Goldman Sachs (GS)
is paying the commonwealth of Massachusetts $10m as a result of an agreement between the firm and the state's Attorney General regarding subprime loan activity and related securitization activity.
Goldman is also pledging an addition $50m for loan refinancing to make the subprime mortgages more affordable to the borrowers. No money is set aside, as of yet, for any third-party investors who may feel the ouch from today's decision.
Under the settlement, Goldman is agreeing to significant principal write-down. Goldman will reduce the principal of first mortgages by up to 25 to 35% and second mortgages by 50% or more as part of the deal.
The move allows subprime borrowers to stay in their homes as long as they can still afford some kind of substantial monthly payment. Further for borrowers who can't make such a payment for six months Goldman will reduce the principal owed on the existing loan to assist the borrower.
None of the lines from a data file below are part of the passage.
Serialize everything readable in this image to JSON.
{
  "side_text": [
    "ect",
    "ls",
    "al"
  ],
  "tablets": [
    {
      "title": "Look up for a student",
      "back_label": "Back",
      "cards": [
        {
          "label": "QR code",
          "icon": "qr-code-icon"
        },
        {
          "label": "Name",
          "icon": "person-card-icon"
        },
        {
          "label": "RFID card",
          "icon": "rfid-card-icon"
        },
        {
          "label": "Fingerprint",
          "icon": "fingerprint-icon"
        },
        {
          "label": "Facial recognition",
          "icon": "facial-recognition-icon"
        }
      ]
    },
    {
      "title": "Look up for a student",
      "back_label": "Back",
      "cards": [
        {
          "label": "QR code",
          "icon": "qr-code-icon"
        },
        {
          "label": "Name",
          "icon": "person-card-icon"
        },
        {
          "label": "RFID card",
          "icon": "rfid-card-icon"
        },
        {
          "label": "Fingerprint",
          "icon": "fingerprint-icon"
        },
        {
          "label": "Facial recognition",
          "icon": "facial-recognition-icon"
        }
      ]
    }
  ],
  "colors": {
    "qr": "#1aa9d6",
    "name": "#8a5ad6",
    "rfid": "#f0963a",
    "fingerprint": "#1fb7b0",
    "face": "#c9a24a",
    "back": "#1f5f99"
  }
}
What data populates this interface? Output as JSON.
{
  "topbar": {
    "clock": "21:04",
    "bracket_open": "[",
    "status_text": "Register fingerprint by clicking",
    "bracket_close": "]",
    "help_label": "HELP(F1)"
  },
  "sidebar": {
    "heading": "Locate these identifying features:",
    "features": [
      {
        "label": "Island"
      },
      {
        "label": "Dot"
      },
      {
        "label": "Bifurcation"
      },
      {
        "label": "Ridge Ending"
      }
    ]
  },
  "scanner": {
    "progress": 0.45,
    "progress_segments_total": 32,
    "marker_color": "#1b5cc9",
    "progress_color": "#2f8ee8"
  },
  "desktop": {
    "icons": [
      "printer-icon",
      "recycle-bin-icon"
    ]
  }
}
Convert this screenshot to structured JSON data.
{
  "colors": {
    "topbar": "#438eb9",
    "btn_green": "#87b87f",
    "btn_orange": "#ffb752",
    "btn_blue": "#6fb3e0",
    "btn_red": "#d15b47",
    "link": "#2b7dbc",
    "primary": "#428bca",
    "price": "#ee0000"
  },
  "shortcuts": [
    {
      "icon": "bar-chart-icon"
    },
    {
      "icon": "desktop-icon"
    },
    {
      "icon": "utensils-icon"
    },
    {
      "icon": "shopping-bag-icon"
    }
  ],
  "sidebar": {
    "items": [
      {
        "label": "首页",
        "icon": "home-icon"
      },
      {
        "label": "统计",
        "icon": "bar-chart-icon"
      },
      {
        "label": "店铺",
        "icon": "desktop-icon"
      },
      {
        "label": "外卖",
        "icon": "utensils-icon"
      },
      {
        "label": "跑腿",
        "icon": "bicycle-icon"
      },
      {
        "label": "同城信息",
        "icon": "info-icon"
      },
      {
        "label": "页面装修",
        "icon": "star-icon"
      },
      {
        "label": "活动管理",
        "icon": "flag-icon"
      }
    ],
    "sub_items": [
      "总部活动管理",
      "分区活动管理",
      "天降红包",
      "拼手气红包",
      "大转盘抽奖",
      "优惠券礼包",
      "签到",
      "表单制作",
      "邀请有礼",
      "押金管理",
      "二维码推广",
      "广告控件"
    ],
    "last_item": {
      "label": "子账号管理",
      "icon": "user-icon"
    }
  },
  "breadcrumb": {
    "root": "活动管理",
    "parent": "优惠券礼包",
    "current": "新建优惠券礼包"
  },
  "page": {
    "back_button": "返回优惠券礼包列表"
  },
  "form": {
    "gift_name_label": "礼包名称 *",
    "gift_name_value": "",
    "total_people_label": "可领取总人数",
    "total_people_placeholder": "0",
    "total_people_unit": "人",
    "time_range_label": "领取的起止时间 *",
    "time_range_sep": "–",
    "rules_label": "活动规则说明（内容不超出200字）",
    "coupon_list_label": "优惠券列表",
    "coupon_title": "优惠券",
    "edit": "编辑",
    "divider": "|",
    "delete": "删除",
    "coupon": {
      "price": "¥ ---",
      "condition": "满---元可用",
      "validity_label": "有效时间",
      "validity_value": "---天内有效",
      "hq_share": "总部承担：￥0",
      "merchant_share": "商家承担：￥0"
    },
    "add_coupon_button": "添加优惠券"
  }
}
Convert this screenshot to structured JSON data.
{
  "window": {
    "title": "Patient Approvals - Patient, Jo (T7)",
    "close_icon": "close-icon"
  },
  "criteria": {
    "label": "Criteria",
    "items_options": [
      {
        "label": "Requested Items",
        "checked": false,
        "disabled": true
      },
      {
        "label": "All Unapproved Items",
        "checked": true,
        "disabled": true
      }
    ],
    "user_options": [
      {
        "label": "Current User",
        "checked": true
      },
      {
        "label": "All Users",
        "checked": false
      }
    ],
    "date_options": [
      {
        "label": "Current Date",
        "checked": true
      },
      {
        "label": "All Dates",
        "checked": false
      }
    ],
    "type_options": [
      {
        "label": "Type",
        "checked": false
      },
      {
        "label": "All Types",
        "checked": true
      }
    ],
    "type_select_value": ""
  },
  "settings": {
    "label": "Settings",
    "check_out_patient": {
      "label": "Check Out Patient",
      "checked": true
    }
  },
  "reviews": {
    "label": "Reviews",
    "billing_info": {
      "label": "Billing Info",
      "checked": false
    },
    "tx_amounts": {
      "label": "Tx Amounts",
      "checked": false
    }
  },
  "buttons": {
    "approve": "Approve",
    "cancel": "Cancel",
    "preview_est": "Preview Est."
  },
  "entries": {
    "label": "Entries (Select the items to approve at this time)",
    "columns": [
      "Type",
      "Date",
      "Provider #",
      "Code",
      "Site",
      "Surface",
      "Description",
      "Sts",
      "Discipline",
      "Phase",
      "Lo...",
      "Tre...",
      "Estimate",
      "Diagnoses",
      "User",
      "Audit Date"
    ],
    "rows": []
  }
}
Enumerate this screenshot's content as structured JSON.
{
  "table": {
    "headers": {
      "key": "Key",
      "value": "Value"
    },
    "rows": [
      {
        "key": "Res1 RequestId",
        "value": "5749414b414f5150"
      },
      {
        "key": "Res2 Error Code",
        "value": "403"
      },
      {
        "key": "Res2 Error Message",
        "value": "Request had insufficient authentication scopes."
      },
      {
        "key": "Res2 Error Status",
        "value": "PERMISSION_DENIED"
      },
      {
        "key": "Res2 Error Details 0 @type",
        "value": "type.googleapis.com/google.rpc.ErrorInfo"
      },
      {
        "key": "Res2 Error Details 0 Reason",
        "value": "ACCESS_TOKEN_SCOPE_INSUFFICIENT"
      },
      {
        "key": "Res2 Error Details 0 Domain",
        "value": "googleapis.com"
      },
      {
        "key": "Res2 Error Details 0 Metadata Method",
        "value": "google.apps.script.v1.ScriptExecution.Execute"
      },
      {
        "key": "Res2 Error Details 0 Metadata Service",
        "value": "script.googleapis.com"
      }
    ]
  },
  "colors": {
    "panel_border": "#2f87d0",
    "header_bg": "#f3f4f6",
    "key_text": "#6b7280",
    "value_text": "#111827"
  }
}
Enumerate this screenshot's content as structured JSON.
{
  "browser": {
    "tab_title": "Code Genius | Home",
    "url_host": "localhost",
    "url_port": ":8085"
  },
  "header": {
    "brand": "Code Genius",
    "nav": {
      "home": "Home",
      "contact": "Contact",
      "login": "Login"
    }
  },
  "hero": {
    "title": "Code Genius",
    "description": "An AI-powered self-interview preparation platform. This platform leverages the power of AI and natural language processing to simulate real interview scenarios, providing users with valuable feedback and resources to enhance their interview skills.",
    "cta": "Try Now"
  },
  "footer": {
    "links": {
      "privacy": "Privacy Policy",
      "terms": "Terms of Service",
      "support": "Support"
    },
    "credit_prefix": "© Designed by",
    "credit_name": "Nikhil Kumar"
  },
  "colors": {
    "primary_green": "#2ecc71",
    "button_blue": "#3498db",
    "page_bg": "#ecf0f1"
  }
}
Loans serviced by Litton Loan Servicing, Goldman's affiliate, will spearhead this assistance. However, by cooperating with the state prosecutor, Goldman is making an admission of guilt, according to Attorney General Martha Coakley.
"We are pleased that Goldman cooperated during this investigation and that it has committed to working with our office to help Massachusetts borrowers who are struggling with unsustainable subprime loans," she said. "We will continue to investigate the deceptive marketing of unfair loans and the companies that facilitated the sale of those loans to consumers in the Commonwealth."
Goldman Sachs is not commenting.
The investigation is likely to continue, as today's announcement does not address a few points the AG set out to investigate when it launched its inquiry into Goldman in December 2007.
In that referendum, the AG set out to examine if Goldman also failed to correct inaccurate information in securitization trustee reports concerning repurchases of loans.
The Attorney General is also investigating if Goldman failed to make available to potential investors certain information concerning allegedly unfair or problem loans, including information obtained during loan diligence and the pre-securitization process, as well as information concerning their practices in making repurchase claims relating to loans both in and out of securitizations.